Father Thomas let out a frustrated sigh and Reid shook his head, his eyes narrowing angrily as he glared at Steve.

“I told you,” he said, “
she
did that. I had mentioned to her that I usually used restraints because you never knew what the demons might make a person do, so naturally she wanted to use them, but she’s the one who put them on the bed, undressed, and strapped herself in. She said she didn’t want to hide anything from me or God and that she wanted to be physically uncomfortable, but I saw it as yet another sign that she was suffering from mental illness, if not demon possession.”

I wanted to ask how he discerned between the two, but refrained. Sister Abigail would appreciate my restraint.

“I thought being naked was the state Tammy was most comfortable in?” Steve asked.

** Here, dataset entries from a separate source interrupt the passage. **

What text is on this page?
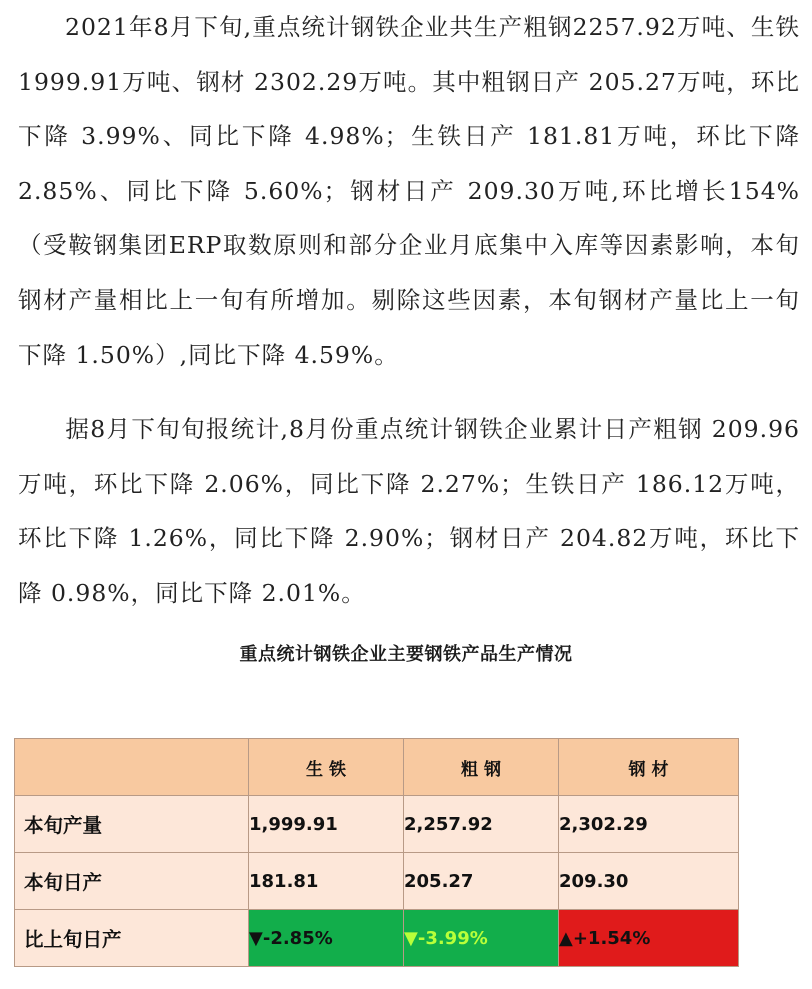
2021年8月下旬,重点统计钢铁企业共生产粗钢2257.92万吨、生铁 1999.91万吨、钢材 2302.29万吨。其中粗钢日产 205.27万吨，环比下降 3.99%、同比下降 4.98%；生铁日产 181.81万吨，环比下降 2.85%、同比下降 5.60%；钢材日产 209.30万吨,环比增长154%（受鞍钢集团ERP取数原则和部分企业月底集中入库等因素影响，本旬钢材产量相比上一旬有所增加。剔除这些因素，本旬钢材产量比上一旬下降 1.50%）,同比下降 4.59%。

据8月下旬旬报统计,8月份重点统计钢铁企业累计日产粗钢 209.96万吨，环比下降 2.06%，同比下降 2.27%；生铁日产 186.12万吨，环比下降 1.26%，同比下降 2.90%；钢材日产 204.82万吨，环比下降 0.98%，同比下降 2.01%。

重点统计钢铁企业主要钢铁产品生产情况
	生 铁	粗 钢	钢 材
本旬产量	1,999.91	2,257.92	2,302.29
本旬日产	181.81	205.27	209.30
比上旬日产	▼-2.85%	▼-3.99%	▲+1.54%
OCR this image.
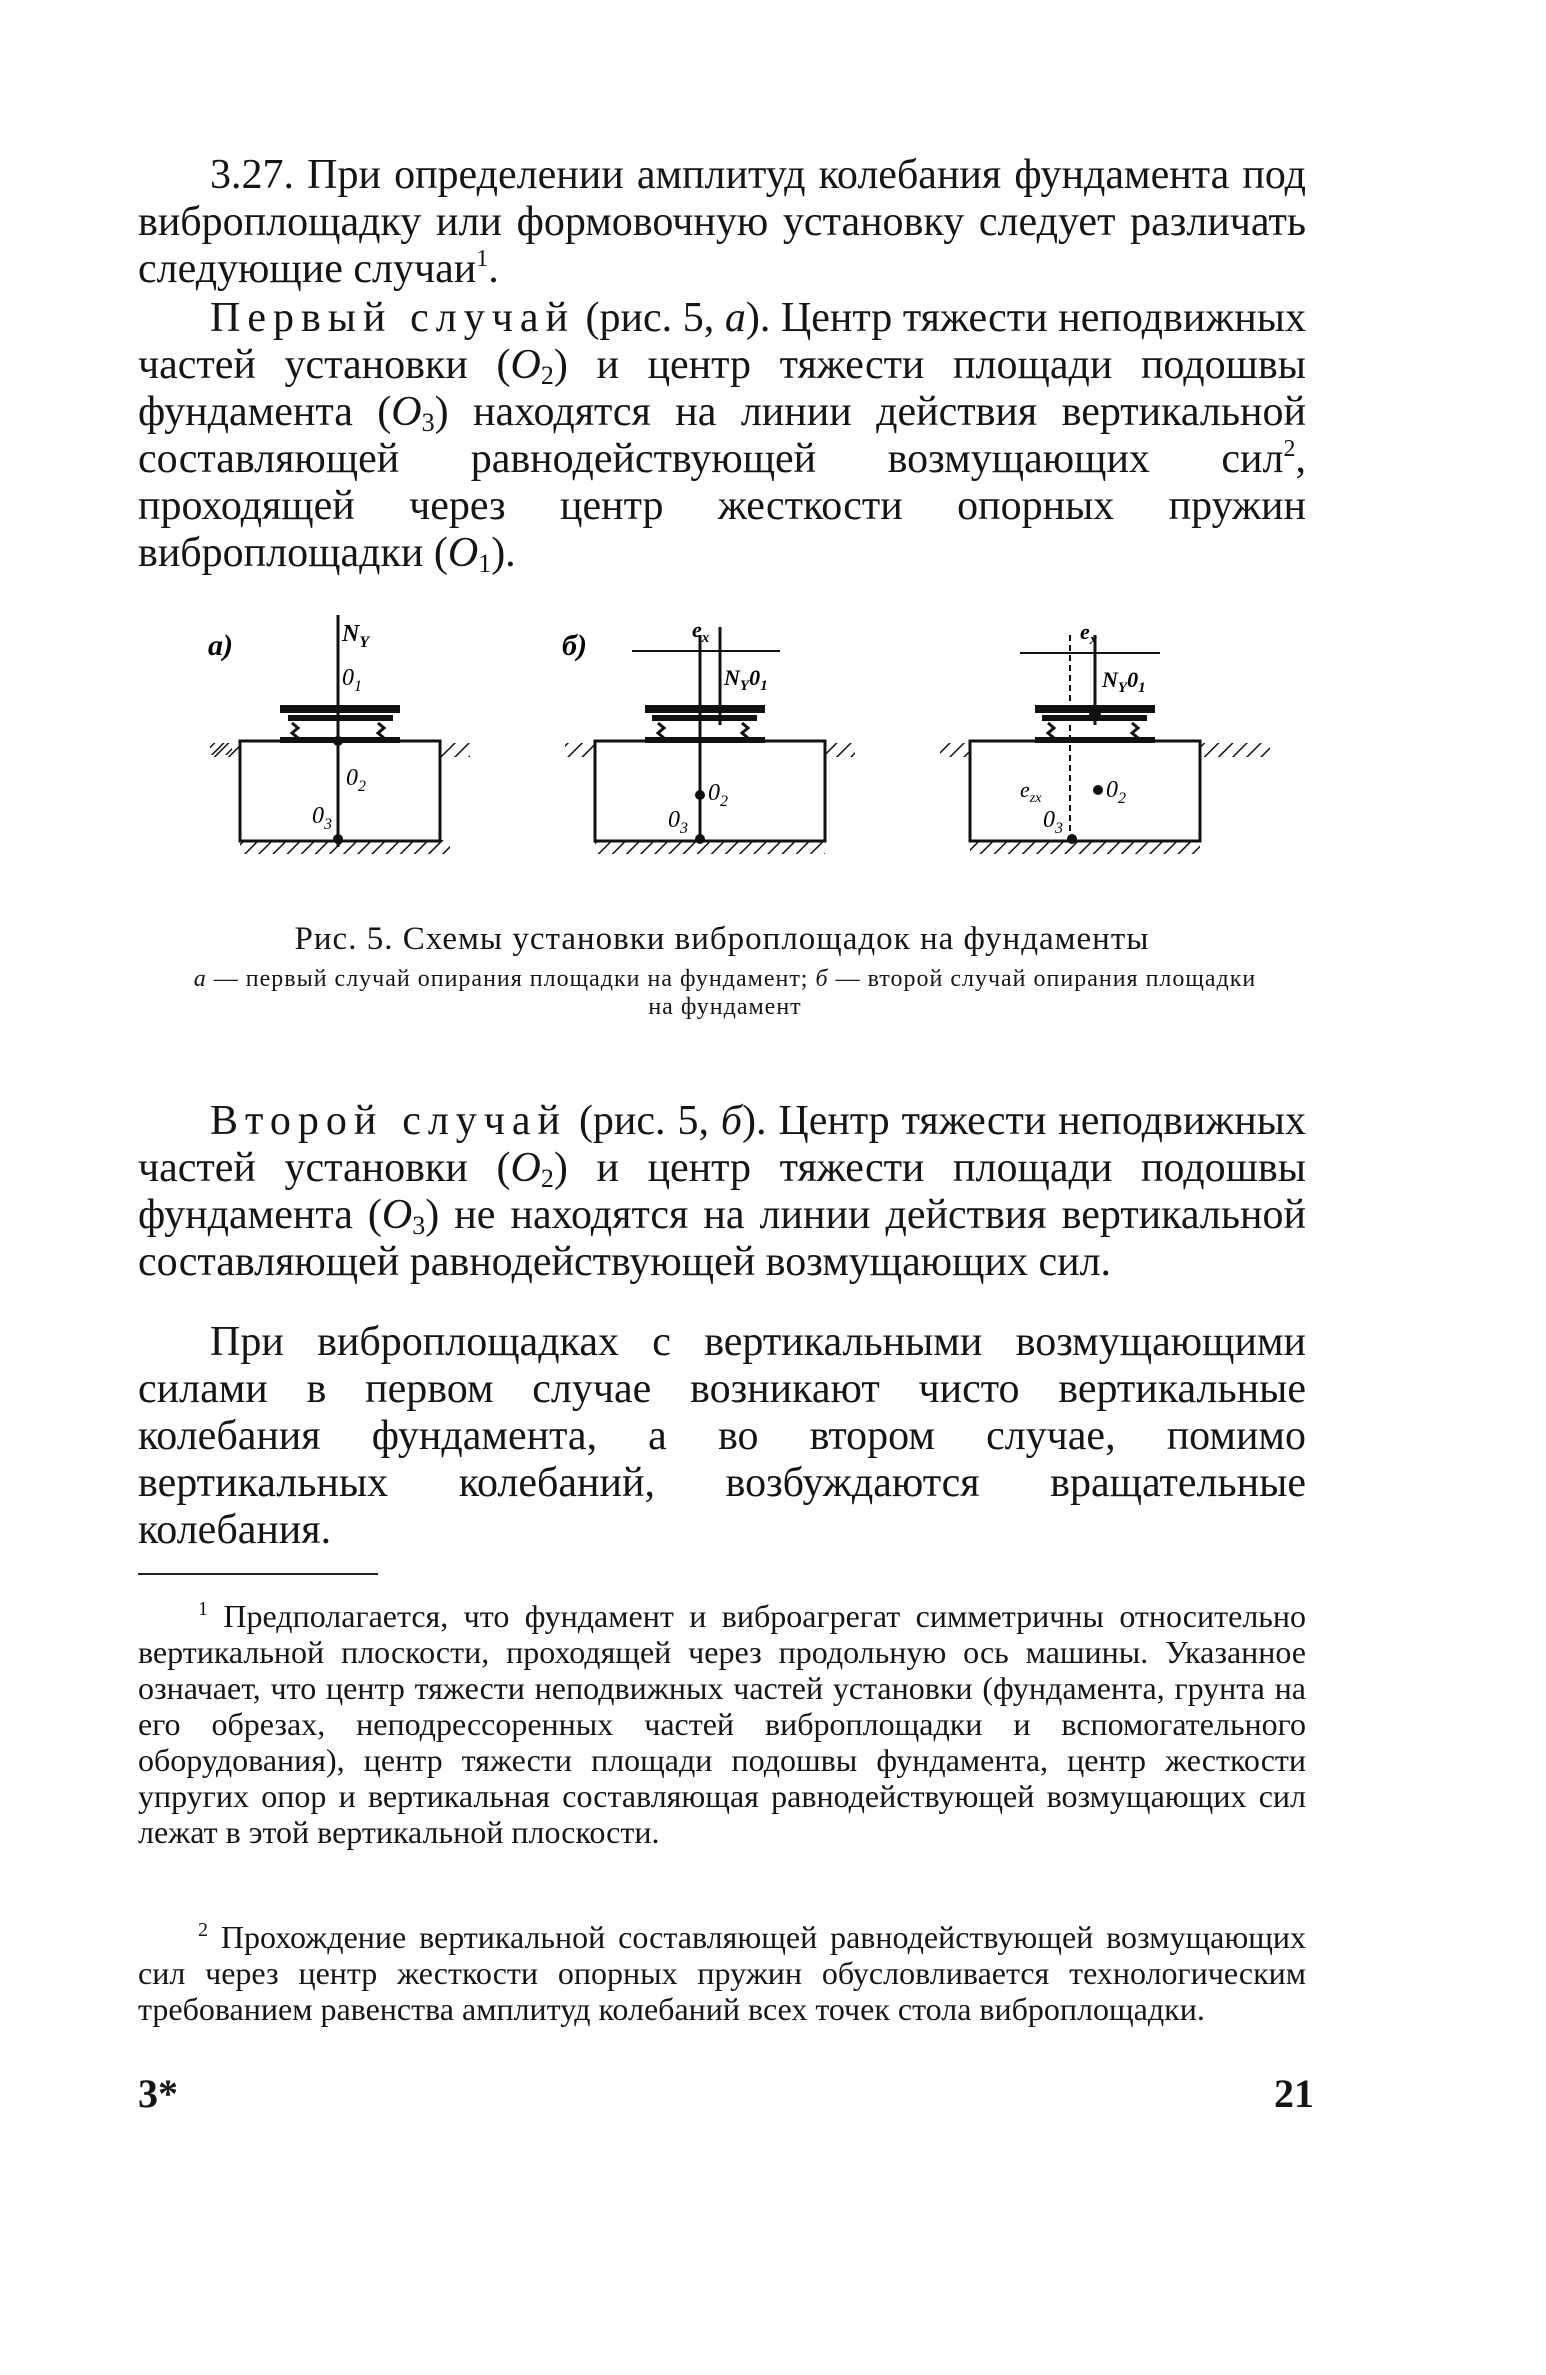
3.27. При определении амплитуд колебания фундамента под виброплощадку или формовочную установку следует различать следующие случаи$^1$.

Первый случай (рис. 5, а). Центр тяжести неподвижных частей установки $(O_2)$ и центр тяжести площади подошвы фундамента $(O_3)$ находятся на линии действия вертикальной составляющей равнодействующей возмущающих сил$^2$, проходящей через центр жесткости опорных пружин виброплощадки $(O_1)$.

а)	$N_Y$
$0_1$
$0_2$
$0_3$
б)	$e_x$
$N_Y0_1$
$0_2$
$0_3$
$e_x$
$N_Y0_1$
$e_{zx}$	$0_2$
$0_3$
Рис. 5. Схемы установки виброплощадок на фундаменты
а — первый случай опирания площадки на фундамент; б — второй случай опирания площадки на фундамент

Второй случай (рис. 5, б). Центр тяжести неподвижных частей установки $(O_2)$ и центр тяжести площади подошвы фундамента $(O_3)$ не находятся на линии действия вертикальной составляющей равнодействующей возмущающих сил.

При виброплощадках с вертикальными возмущающими силами в первом случае возникают чисто вертикальные колебания фундамента, а во втором случае, помимо вертикальных колебаний, возбуждаются вращательные колебания.

$^1$ Предполагается, что фундамент и виброагрегат симметричны относительно вертикальной плоскости, проходящей через продольную ось машины. Указанное означает, что центр тяжести неподвижных частей установки (фундамента, грунта на его обрезах, неподрессоренных частей виброплощадки и вспомогательного оборудования), центр тяжести площади подошвы фундамента, центр жесткости упругих опор и вертикальная составляющая равнодействующей возмущающих сил лежат в этой вертикальной плоскости.

$^2$ Прохождение вертикальной составляющей равнодействующей возмущающих сил через центр жесткости опорных пружин обусловливается технологическим требованием равенства амплитуд колебаний всех точек стола виброплощадки.

3*	21
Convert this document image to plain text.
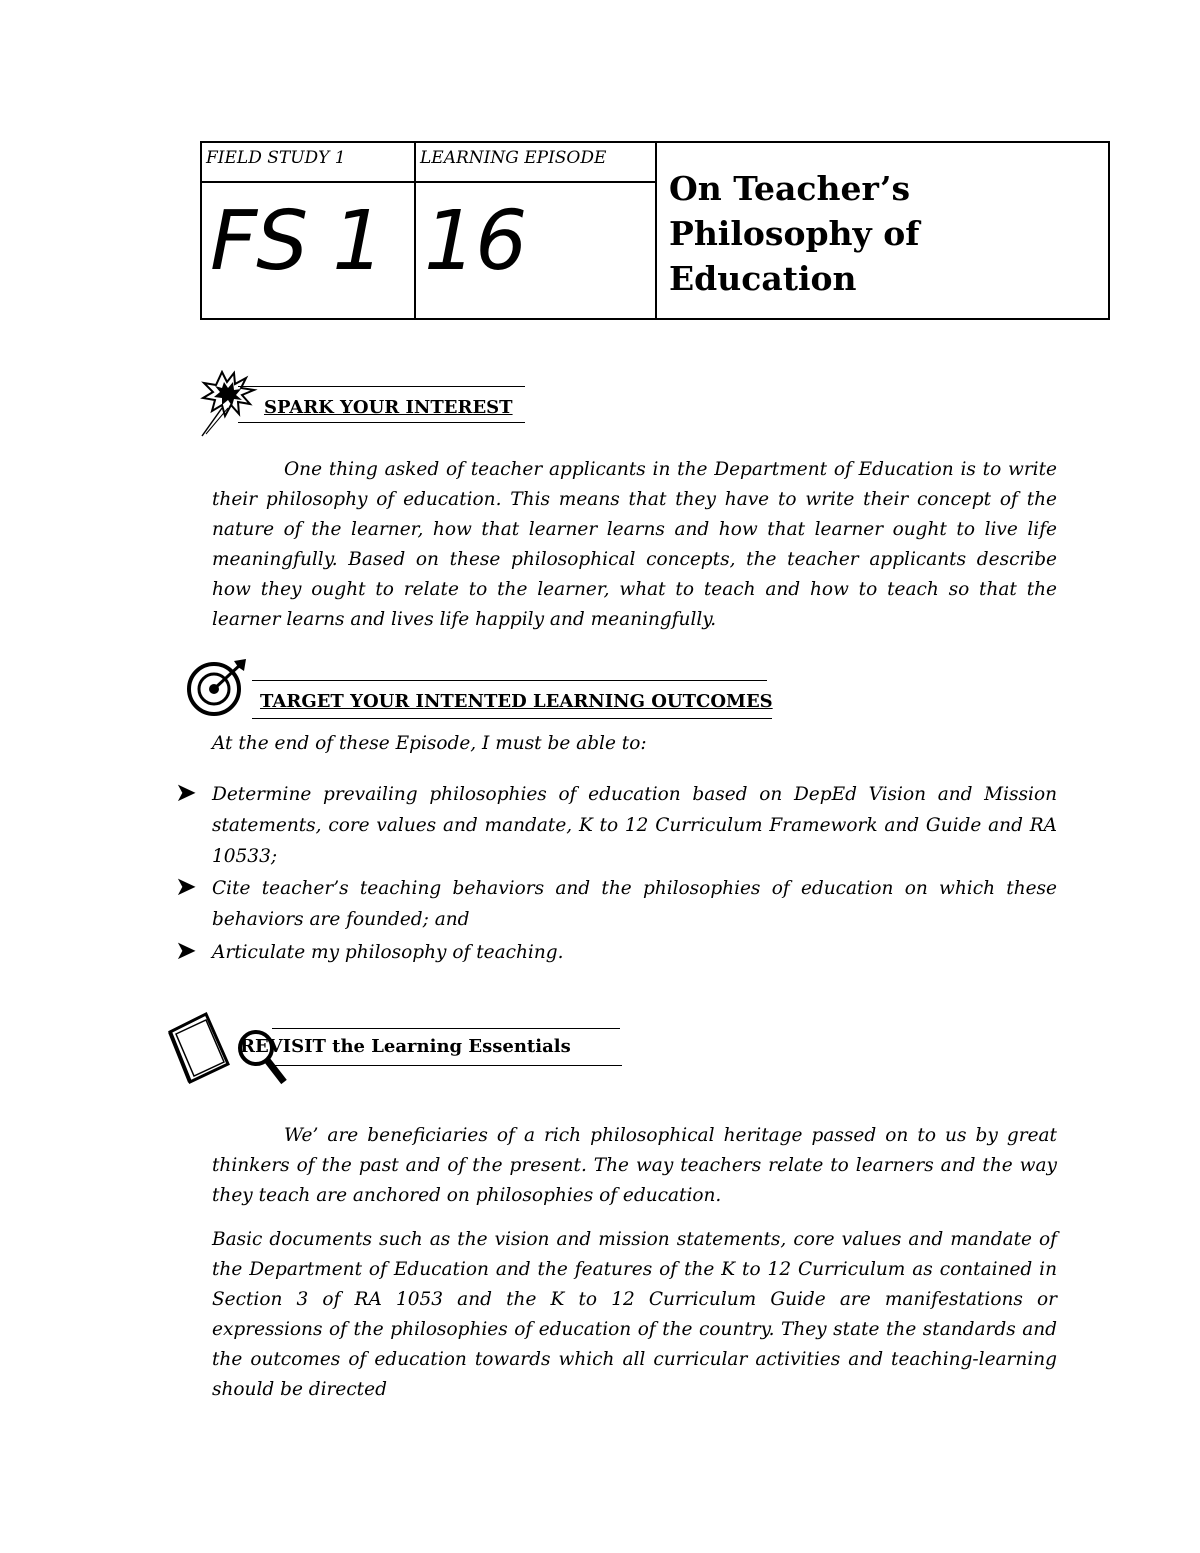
FIELD STUDY 1	LEARNING EPISODE	On Teacher’s
Philosophy of
Education

FS 1	16	
SPARK YOUR INTEREST

One thing asked of teacher applicants in the Department of Education is to write their philosophy of education. This means that they have to write their concept of the nature of the learner, how that learner learns and how that learner ought to live life meaningfully. Based on these philosophical concepts, the teacher applicants describe how they ought to relate to the learner, what to teach and how to teach so that the learner learns and lives life happily and meaningfully.

TARGET YOUR INTENTED LEARNING OUTCOMES
At the end of these Episode, I must be able to:
➤ Determine prevailing philosophies of education based on DepEd Vision and Mission statements, core values and mandate, K to 12 Curriculum Framework and Guide and RA 10533;
➤ Cite teacher’s teaching behaviors and the philosophies of education on which these behaviors are founded; and
➤ Articulate my philosophy of teaching.
REVISIT the Learning Essentials

We’ are beneficiaries of a rich philosophical heritage passed on to us by great thinkers of the past and of the present. The way teachers relate to learners and the way they teach are anchored on philosophies of education.

Basic documents such as the vision and mission statements, core values and mandate of the Department of Education and the features of the K to 12 Curriculum as contained in Section 3 of RA 1053 and the K to 12 Curriculum Guide are manifestations or expressions of the philosophies of education of the country. They state the standards and the outcomes of education towards which all curricular activities and teaching-learning should be directed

“Because of the cold,” Father Thomas said, shaking his head. “Are you trying to be––”

“So you went in that cabin last night not believing you were dealing with a demon?”

“Right.”

“So you can understand why we’re having such a difficult time with it,” Steve said.

“Sure,” he said. “But I’m telling you that’s what it was. I’ll swear to it in court. I’ll take a lie detector test. I’m telling the truth.”

“You’ve done exorcisms before?”

“Lots of them.”

“Anything like this ever happen?”

“I’ve had people hurt themselves,” he said. “Manifestations of the demons torturing their souls showing up on their bodies, but never to this degree. I’ve never seen them kill.”

“Have you ever even heard of it happening?” Steve asked. “In recorded history?”

“Most exorcisms aren’t recorded. They embarrass the church.”

“Is that a no?”

“It’s a ‘not that I’m aware of.’”

“So what we’re dealing with is unprecedented?”

“In my experience,” he said. “Yes.”

“And that doesn’t worry you?”

“Worry me?”

“Yeah, you know, risking your life on something no jury will have a frame of reference for?”

“I have evidence. Well, if not of her actual death, at least of how bad it was torturing her.”

“What evidence?” Steve asked.

“I videotaped the whole thing. It’ll prove I’m telling the truth. You’ll be forced to confront your own unbelief when you see it, and will have to let me go.”

“Well, maybe you should let us see it. Where’s the tape?”

“In the camera. Corner of the cabin. It may still be recording. I left it running when I ran after Tammy.”

“It’s not there. We checked.”

“Someone took my camera? Why would––”

“Not your camera, just the tape.”

“I don’t understand. Why would someone take my tape? It proves I’m telling the truth.”

“Maybe the devil did it,” Steve said.

“That’s not funny,” Father said. “You shouldn’t tease about powerful things you don’t understand.”

“Maybe it was taken precisely
because
it proves you’re telling the truth,” Reid said. “Maybe the murderer took it in an attempt to set you up.”